A well written paper on entrepreneurship is Saras D. Sarasvathy.
So, what makes entrepreneurs entrepreneurial?
Entrepreneurs are entrepreneurial, as differentiated from managerial or strategic, because they think effectually; they believe in a yet-to-be-made future that can substantially be shaped by human action; and they realize that to the extent that this human action can control the future, they need not expend energies trying to predict it. In fact, to the extent that the future is shaped by human action, it is not much use trying to predict it – it is much more useful to understand and work with the people who are engaged in the decisions and actions that bring it into existence.
An example of entrepreneurial is Digital Realty Trust’s efforts to have the highest LEED ratings for its portfolio of data centers. I’ve sat in many discussions where the cost benefit analysis is done for LEED points. I would imagine the conversations at Digital Realty Trust are different when they say “We will be Platinum. Figure out how to make it cost effective.”

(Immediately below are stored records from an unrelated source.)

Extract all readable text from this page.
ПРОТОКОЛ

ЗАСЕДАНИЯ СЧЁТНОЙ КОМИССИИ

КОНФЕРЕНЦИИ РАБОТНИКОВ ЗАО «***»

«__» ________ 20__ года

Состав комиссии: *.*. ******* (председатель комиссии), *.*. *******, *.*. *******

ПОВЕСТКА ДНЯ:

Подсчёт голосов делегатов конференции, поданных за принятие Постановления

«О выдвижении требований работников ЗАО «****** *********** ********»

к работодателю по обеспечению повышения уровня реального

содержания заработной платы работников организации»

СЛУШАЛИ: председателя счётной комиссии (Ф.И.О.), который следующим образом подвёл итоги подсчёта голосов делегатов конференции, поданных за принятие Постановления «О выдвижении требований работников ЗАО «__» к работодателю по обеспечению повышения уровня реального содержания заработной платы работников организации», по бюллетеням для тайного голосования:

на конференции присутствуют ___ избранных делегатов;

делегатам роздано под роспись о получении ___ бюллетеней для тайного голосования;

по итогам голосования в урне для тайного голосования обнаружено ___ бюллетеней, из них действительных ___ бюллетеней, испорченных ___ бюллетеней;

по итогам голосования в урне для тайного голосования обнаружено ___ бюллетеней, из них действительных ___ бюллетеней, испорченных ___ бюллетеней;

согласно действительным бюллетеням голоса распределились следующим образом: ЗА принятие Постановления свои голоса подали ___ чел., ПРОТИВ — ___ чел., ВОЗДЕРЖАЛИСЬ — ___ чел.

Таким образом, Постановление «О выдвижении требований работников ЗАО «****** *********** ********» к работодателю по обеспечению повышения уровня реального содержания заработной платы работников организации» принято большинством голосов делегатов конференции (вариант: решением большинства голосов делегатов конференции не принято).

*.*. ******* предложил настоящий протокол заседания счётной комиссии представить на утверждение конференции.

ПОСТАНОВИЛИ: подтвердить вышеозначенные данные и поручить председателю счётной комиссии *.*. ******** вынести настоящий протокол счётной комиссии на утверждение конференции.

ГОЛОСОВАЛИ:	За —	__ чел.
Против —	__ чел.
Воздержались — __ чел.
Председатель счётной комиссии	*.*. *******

DataCenterKnowledge and others are helping to market LEED buildings.
In Santa Clara, ‘Green’ Speeds Toward Platinum
November 24th, 2009 : Rich Miller1201 Comstock is one of the Digital Realty data centers in Santa Clara, Calif. that has received a LEED Platinum certification.
SANTA CLARA, Calif. – An unassuming industrial park near San Jose Airport is hardly where you’d expect to find some the greenest acres in the data center industry. The Santa Clara, Calif., campus operated by Digital Realty Trust is home to three data centers with a Platinum or Gold rating under the LEED standard for energy efficient buildings.

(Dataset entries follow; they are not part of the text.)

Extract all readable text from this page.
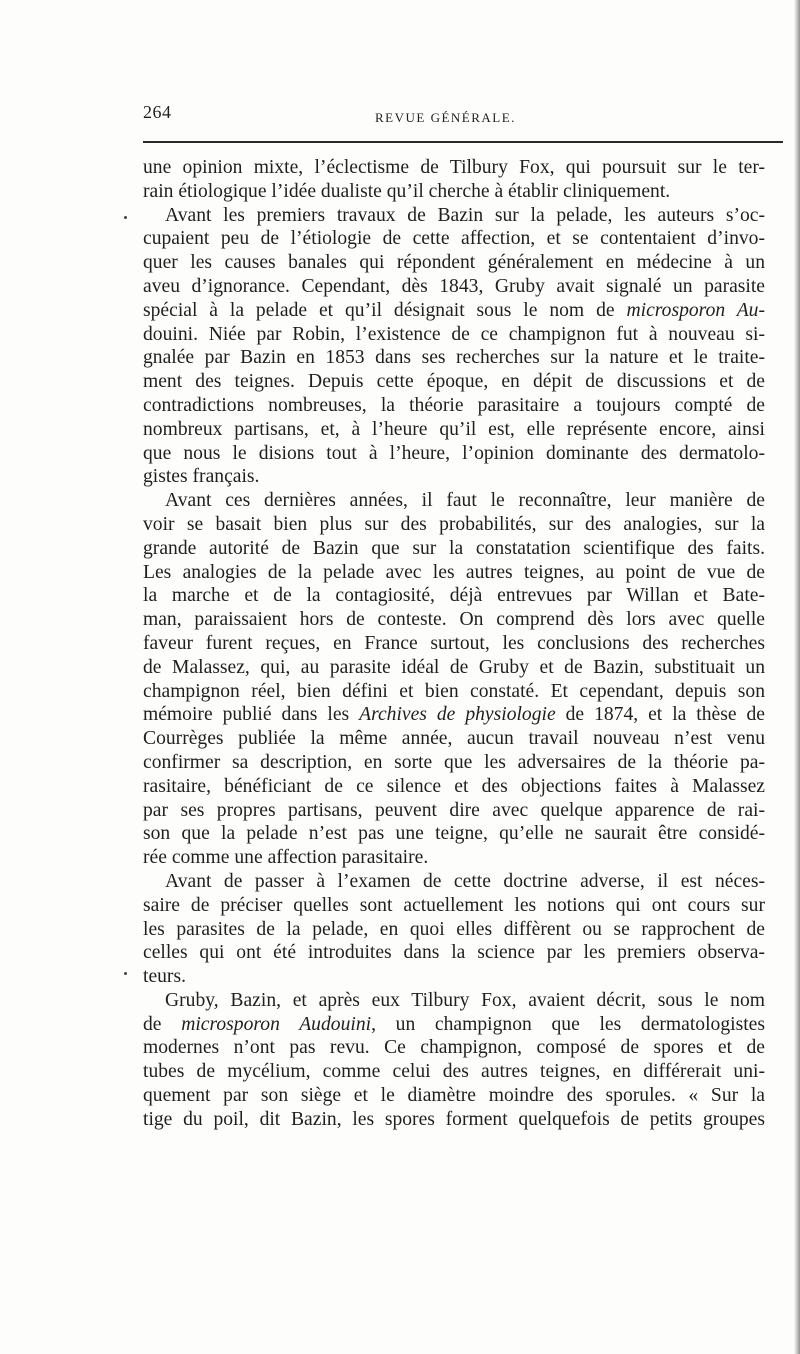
264	REVUE GÉNÉRALE.
une opinion mixte, l’éclectisme de Tilbury Fox, qui poursuit sur le ter-
rain étiologique l’idée dualiste qu’il cherche à établir cliniquement.
Avant les premiers travaux de Bazin sur la pelade, les auteurs s’oc-
cupaient peu de l’étiologie de cette affection, et se contentaient d’invo-
quer les causes banales qui répondent généralement en médecine à un
aveu d’ignorance. Cependant, dès 1843, Gruby avait signalé un parasite
spécial à la pelade et qu’il désignait sous le nom de microsporon Au-
douini. Niée par Robin, l’existence de ce champignon fut à nouveau si-
gnalée par Bazin en 1853 dans ses recherches sur la nature et le traite-
ment des teignes. Depuis cette époque, en dépit de discussions et de
contradictions nombreuses, la théorie parasitaire a toujours compté de
nombreux partisans, et, à l’heure qu’il est, elle représente encore, ainsi
que nous le disions tout à l’heure, l’opinion dominante des dermatolo-
gistes français.
Avant ces dernières années, il faut le reconnaître, leur manière de
voir se basait bien plus sur des probabilités, sur des analogies, sur la
grande autorité de Bazin que sur la constatation scientifique des faits.
Les analogies de la pelade avec les autres teignes, au point de vue de
la marche et de la contagiosité, déjà entrevues par Willan et Bate-
man, paraissaient hors de conteste. On comprend dès lors avec quelle
faveur furent reçues, en France surtout, les conclusions des recherches
de Malassez, qui, au parasite idéal de Gruby et de Bazin, substituait un
champignon réel, bien défini et bien constaté. Et cependant, depuis son
mémoire publié dans les Archives de physiologie de 1874, et la thèse de
Courrèges publiée la même année, aucun travail nouveau n’est venu
confirmer sa description, en sorte que les adversaires de la théorie pa-
rasitaire, bénéficiant de ce silence et des objections faites à Malassez
par ses propres partisans, peuvent dire avec quelque apparence de rai-
son que la pelade n’est pas une teigne, qu’elle ne saurait être considé-
rée comme une affection parasitaire.
Avant de passer à l’examen de cette doctrine adverse, il est néces-
saire de préciser quelles sont actuellement les notions qui ont cours sur
les parasites de la pelade, en quoi elles diffèrent ou se rapprochent de
celles qui ont été introduites dans la science par les premiers observa-
teurs.
Gruby, Bazin, et après eux Tilbury Fox, avaient décrit, sous le nom
de microsporon Audouini, un champignon que les dermatologistes
modernes n’ont pas revu. Ce champignon, composé de spores et de
tubes de mycélium, comme celui des autres teignes, en différerait uni-
quement par son siège et le diamètre moindre des sporules. « Sur la
tige du poil, dit Bazin, les spores forment quelquefois de petits groupes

What is the value of the Platinum and Gold ratings? Well Digital Realty has some big brand companies in the space.
Digital Realty, the largest data center operator in the U.S., has used its Santa Clara operation to refine an energy efficient design using fresh-air cooling, which has made the site a magnet for some of the fastest-growing companies in the digital economy.
Facebook, Twitter and Yahoo all have their servers housed here. NVIDIA, which is seeking to harness its GPU technology to power cloud and high performance computing, has leased an entire data center here as well.
And, makes Gold LEED a me too statement, and the new news is about platinum.
Where LEED certification was once seen as a difficult hurdle for mission-critical sites, companies like Digital Realty are demonstrating the ability to build data centers to the very highest levels of the specification, and do so with remarkable speed. The two LEED Platinum facilities at the Santa Clara campus were completed in less than eight months, far less than the 18 to 24 months typically required for an enterprise data center project.
As DataCenterDynamics quotes.
“Achieving LEED platinum certification means that attention has been paid to every aspect of the building's design and construction, including the operating energy efficiency of the finished datacenter as well as often overlooked, key issues such as building materials, materials re-use and construction practices," DRT CTO Jim Smith said in a statement. DRT announced the achievement on Monday.
Digital Realty Trust is able to market its capabilities above the rest and first to market. That’s being an entrepreneur.
I wonder how much interest there is now in Digital Realty’s POD data centers.
Digital Realty employs a Turn-Key Datacenter design offering customer data center pods available in units of 1.125 megawatts.